Jakarta, Majalahjakarta.com – Kamis pagi (30/10/2025), udara Jakarta diselimuti semangat perjuangan para pendidik. Ribuan guru dari berbagai daerah berbondong-bondong menuju kawasan Monas, menuntut keadilan dan kesetaraan dalam kebijakan pengangkatan Pegawai Pemerintah dengan Perjanjian Kerja (PPPK) serta percepatan sertifikasi.
Sejak subuh, massa telah berkumpul di halaman Masjid Istiqlal. Dengan ikat kepala putih bertuliskan pesan solidaritas, para guru berjalan kaki menuju Monas sambil membawa spanduk: “Guru Butuh Keadilan,” “Setara untuk Semua,” dan “Sertifikasi Hak, Bukan Hadiah.” Aksi yang dijaga ketat aparat kepolisian itu berlangsung tertib, menunjukkan bahwa para pendidik tak hanya mengajarkan moral di kelas, tapi juga mempraktikkannya di jalan.

ADVERTISEMENT

SCROLL TO RESUME CONTENT
Suara dari Barisan Pendidikan
Aksi ini diorganisasi oleh sejumlah kelompok seperti Persatuan Guru Seluruh Indonesia (PGSI), Perkumpulan Guru Madrasah Mandiri (PGMM), Persatuan Guru Inpassing Nasional (PGIN), dan Punggawa Guru Madrasah Nasional Indonesia (PGMNI). Mereka menuntut tiga hal pokok: percepatan sertifikasi, kesempatan inpassing yang adil, dan pengangkatan menjadi ASN tanpa diskriminasi.
“Guru madrasah bukan guru kelas dua. Kami tidak menuntut lebih, hanya ingin kebijakan yang berpihak,” ujar salah satu orator dari mobil komando.
Di tengah kerumunan, lagu Hymne Guru bergema.
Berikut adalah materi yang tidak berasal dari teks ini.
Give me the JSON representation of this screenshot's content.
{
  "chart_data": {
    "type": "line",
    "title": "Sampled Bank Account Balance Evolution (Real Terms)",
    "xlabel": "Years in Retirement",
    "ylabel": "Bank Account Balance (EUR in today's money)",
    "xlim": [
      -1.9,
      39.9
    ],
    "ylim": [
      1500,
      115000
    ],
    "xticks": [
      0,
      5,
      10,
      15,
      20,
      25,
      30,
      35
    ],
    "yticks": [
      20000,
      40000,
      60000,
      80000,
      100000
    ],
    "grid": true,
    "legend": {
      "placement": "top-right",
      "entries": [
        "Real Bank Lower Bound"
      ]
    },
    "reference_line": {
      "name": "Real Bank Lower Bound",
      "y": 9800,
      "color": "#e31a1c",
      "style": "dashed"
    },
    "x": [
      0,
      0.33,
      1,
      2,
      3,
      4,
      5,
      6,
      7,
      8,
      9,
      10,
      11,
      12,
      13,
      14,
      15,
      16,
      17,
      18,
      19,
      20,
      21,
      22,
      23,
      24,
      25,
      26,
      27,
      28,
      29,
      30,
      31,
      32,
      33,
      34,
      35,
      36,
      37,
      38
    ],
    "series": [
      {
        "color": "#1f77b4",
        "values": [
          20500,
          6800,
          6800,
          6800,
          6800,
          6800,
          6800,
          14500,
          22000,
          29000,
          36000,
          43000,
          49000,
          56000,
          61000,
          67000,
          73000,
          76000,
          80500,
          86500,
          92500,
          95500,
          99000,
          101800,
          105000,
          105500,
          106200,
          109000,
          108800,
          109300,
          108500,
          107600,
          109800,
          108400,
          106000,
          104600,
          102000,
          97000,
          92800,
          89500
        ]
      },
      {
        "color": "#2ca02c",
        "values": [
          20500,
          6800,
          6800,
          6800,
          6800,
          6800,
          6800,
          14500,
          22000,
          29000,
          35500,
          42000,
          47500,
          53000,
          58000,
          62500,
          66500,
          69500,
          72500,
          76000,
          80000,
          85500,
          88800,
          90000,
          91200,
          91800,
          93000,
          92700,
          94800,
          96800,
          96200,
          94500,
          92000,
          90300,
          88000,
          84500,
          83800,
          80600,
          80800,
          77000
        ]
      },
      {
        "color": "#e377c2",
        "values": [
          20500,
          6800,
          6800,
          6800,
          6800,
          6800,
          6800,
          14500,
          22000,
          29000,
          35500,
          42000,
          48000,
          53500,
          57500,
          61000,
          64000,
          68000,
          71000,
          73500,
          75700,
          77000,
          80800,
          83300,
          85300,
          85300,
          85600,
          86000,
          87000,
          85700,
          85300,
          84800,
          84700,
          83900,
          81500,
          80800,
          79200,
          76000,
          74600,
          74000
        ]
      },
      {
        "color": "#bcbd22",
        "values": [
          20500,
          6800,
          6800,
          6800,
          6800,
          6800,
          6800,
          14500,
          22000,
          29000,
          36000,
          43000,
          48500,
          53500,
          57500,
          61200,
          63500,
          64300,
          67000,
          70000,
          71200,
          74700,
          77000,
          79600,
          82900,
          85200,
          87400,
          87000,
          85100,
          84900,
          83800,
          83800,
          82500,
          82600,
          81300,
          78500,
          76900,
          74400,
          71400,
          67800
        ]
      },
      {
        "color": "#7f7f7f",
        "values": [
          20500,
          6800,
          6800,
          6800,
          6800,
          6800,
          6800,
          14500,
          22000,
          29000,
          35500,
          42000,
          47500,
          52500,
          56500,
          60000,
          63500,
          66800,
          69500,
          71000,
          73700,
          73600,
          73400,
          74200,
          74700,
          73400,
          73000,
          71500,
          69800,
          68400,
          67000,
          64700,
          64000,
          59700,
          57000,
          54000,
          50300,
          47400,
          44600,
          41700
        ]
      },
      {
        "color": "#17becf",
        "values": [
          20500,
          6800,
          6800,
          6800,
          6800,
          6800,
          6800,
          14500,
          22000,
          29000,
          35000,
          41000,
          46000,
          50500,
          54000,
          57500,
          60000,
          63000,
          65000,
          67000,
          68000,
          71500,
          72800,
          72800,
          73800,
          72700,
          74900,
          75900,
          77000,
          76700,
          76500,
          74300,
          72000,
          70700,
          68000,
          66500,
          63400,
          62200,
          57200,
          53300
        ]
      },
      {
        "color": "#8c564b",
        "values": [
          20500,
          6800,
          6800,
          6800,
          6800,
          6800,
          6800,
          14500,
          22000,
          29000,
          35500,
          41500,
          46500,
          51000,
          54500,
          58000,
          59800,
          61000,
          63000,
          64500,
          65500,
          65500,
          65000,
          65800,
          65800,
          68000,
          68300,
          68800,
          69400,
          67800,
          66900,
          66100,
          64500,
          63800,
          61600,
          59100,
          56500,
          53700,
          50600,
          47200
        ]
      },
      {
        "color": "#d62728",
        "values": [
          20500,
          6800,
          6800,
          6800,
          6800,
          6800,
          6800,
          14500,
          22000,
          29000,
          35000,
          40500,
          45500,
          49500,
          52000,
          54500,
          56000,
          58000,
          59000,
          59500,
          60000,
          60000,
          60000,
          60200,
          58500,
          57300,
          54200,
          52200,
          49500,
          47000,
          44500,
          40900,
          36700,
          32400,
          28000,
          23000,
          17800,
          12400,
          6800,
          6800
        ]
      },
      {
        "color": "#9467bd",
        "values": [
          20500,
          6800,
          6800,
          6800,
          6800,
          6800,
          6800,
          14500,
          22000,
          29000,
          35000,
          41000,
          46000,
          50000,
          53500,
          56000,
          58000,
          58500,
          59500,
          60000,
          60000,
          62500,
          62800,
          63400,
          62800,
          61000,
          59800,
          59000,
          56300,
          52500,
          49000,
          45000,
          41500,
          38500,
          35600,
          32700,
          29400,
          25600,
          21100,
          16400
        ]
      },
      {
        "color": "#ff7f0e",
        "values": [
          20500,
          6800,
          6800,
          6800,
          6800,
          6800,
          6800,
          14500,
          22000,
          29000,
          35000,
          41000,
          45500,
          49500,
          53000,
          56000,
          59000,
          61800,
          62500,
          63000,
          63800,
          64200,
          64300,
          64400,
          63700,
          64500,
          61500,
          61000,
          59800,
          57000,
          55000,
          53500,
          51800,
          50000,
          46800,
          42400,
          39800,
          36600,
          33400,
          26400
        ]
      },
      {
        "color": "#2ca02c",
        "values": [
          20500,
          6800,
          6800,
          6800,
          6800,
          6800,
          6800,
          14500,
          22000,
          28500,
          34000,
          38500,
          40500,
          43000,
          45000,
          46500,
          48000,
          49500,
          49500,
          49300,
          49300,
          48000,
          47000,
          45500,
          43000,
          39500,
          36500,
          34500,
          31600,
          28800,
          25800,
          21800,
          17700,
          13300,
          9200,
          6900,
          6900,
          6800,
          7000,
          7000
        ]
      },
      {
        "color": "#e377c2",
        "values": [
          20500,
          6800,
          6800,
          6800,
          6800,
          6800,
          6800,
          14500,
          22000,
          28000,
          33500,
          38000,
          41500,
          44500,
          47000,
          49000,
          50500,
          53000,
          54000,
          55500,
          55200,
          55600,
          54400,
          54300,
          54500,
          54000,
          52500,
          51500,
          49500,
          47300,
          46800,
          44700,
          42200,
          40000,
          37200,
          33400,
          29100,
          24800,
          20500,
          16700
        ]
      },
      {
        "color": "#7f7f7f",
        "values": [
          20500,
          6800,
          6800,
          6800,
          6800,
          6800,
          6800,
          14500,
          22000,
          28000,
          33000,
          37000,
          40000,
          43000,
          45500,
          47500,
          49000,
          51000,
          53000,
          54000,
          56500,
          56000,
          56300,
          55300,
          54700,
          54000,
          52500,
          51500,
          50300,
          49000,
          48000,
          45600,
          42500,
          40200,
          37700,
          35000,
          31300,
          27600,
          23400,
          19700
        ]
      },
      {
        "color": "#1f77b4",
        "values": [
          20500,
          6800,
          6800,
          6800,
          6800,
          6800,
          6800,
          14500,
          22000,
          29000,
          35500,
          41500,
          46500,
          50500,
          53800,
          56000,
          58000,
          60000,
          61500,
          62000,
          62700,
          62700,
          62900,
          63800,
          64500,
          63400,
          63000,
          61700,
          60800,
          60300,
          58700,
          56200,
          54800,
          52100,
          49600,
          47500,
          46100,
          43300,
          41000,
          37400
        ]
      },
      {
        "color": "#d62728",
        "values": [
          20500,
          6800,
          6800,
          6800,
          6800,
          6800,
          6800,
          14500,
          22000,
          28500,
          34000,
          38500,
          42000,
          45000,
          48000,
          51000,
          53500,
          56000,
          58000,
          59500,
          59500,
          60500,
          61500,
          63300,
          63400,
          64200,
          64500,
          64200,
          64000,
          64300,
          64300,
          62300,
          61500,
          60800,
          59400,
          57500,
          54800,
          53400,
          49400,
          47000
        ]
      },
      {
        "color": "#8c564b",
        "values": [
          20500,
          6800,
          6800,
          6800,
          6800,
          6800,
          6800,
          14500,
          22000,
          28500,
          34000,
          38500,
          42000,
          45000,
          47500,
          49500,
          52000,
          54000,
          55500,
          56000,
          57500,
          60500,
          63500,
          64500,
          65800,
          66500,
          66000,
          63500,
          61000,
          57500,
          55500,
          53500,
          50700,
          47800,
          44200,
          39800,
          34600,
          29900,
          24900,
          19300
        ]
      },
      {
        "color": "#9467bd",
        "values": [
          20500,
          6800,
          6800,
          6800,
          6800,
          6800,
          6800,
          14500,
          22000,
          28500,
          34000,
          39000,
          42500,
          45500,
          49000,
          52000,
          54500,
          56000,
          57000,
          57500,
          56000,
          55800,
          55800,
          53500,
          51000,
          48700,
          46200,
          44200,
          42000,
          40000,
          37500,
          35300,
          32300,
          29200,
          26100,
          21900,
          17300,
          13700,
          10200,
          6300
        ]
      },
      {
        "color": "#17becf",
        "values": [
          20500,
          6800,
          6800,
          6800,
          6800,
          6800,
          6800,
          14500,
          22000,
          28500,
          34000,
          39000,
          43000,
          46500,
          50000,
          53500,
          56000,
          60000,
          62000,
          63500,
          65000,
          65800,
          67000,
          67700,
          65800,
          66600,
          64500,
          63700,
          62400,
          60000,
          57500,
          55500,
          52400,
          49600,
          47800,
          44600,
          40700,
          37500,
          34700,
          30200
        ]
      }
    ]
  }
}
Beberapa peserta tampak menitikkan air mata – bukan sekadar karena kelelahan, melainkan karena getirnya perjuangan panjang menuntut pengakuan yang tak kunjung datang.
Negara dan Politik Keadilan yang Timpang
Di balik aksi damai ini, tersimpan kritik terhadap arsitektur kebijakan pendidikan nasional yang masih timpang. Skema PPPK yang seharusnya menjadi solusi justru memunculkan ketidaksetaraan baru antara guru negeri, guru madrasah, dan guru swasta.
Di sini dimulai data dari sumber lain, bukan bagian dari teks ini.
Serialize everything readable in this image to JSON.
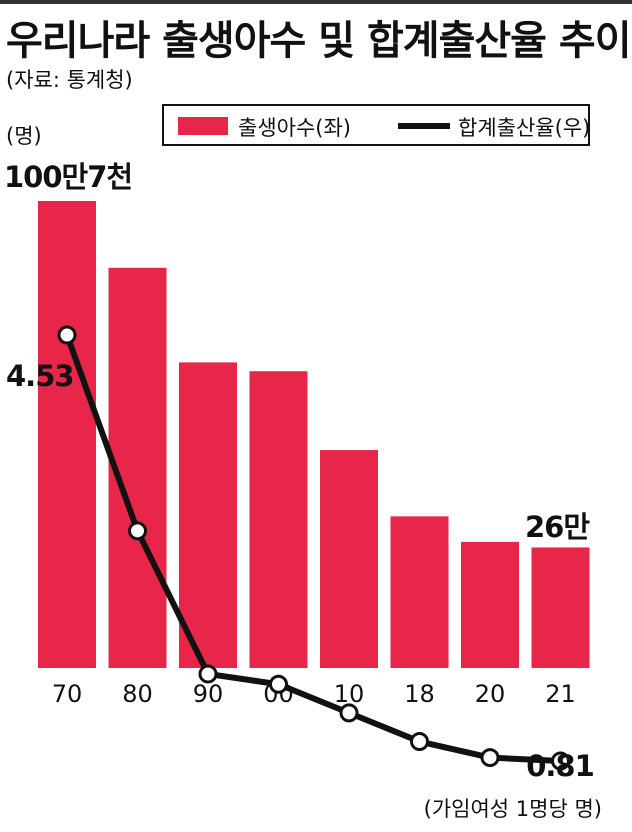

Kebijakan sertifikasi pun kerap dianggap lebih administratif ketimbang substantif – lebih banyak mengatur soal berkas ketimbang peningkatan kualitas. Di sisi lain, kesejahteraan guru masih terganjal birokrasi dan politik anggaran yang tidak berpihak.
“Pendidikan tidak akan maju bila guru terus berada di bawah bayang-bayang ketidakpastian status,” kata salah satu pengamat kebijakan pendidikan dari Universitas Negeri Jakarta yang turut hadir mengamati aksi tersebut.
Aparat dan Aksi Damai
Kapolres Metro Jakarta Pusat, Kombes Susatyo Purnomo Condro, menyatakan bahwa 1.597 personel dikerahkan untuk menjaga keamanan. “Kami mengedepankan pendekatan persuasif dan dialogis agar aksi berjalan damai,” ujarnya.
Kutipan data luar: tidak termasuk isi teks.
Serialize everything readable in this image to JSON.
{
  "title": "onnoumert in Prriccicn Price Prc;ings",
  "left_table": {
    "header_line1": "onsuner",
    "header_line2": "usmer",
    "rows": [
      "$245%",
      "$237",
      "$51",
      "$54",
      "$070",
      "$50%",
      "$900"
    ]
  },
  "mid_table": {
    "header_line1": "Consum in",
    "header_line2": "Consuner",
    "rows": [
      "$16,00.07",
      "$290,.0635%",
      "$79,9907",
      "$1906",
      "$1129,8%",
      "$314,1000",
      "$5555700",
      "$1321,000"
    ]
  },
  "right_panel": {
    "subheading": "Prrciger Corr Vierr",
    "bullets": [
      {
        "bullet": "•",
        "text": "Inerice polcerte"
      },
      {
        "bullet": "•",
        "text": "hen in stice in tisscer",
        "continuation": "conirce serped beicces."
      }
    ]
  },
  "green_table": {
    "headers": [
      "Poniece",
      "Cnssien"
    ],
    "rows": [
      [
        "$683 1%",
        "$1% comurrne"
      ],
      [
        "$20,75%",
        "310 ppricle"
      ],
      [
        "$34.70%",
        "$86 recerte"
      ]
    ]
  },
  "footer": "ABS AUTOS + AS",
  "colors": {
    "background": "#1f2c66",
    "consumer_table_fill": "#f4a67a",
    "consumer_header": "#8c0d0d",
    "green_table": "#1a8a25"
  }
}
Hingga aksi berakhir sekitar pukul 12.00 WIB, situasi tetap kondusif. Tak ada bentrokan, tak ada kerusakan. Para guru bahkan turut membersihkan sampah di sekitar Monas – simbol bahwa perjuangan mereka bukanlah perlawanan destruktif, melainkan bentuk pendidikan publik tentang cara berjuang dengan bermartabat.
Makna Akademik dan Pesan Publik
Aksi ribuan guru ini adalah potret kecil dari ketegangan besar antara politik kesejahteraan dan politik pengakuan di sektor pendidikan Indonesia. Di satu sisi, negara menjanjikan transformasi pendidikan nasional; di sisi lain, para pendidik masih berjuang untuk sekadar diakui dan dihargai setara.
Gerakan ini memperlihatkan bahwa kebijakan publik tak bisa hanya dinilai dari sisi teknokratis, melainkan juga dari aspek moral dan keadilan sosial. Guru—sebagai pilar pengetahuan bangsa-tidak seharusnya terus menjadi subjek kebijakan yang pasif, tetapi aktor kebijakan yang didengar.
Ketika hukum dan kebijakan pendidikan gagal mencerminkan rasa keadilan, maka aksi di jalan menjadi ruang baru bagi nalar kritis untuk berbicara. Di Monas hari itu, ribuan guru bukan hanya menuntut hak-mereka sedang mengajar bangsa tentang makna sejati dari keadilan. (Dwi TH)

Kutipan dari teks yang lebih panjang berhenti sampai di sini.